Die gesamte Baugruppe ist modular aufgebaut und ohne großen Aufwand in den Produktionsprozess einklinkbar. Um Kosten in der Fertigung der Bushersteller so gering wie möglich zu halten, ist jedes Gelenksystem einbaufertig vormontiert.

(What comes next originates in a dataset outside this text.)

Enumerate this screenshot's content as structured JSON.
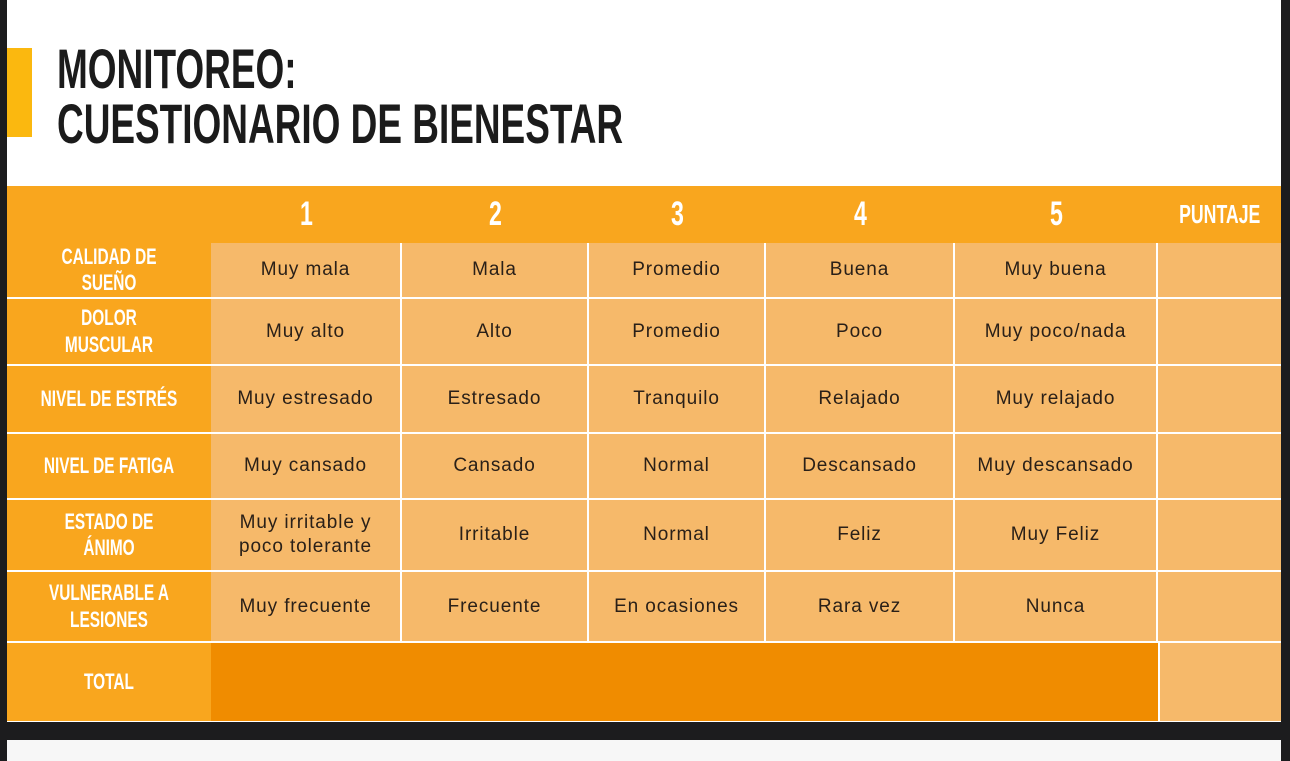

So verschmelzen mit der Hübner-Baugruppe in wenigen Arbeitsschritten Vorder- und Hinterwagen zu einer Einheit.

Wenn sich die Mitarbeiter von Hübner an die Arbeit machen, werden die Faltenbälge der Gelenksysteme auch zu Designelementen. Eine Tatsache, die sich immer mehr Kommunen zunutze machen, um die Attraktivität der Busse zu steigern. Gefällig und individuell werden die Faltenbälge dem Design des Fahrzeugs angepasst. Und auch der CapaCity zeigt sich in modischem Schick: Den Großraumgelenkbus ziert ein zweifarbiger Faltenbalg mit schwarzem, pulverbeschichteten Aluminiumrahmen. Wichtig ist dabei das verwendete Material: Denn nur die richtige Kombination verschiedener Werkstoffe garantiert eine hochwertige Farbwiedergabe und ist für den typischen und dauerhaften Busbetrieb sowohl belastbar wie auch flexibel.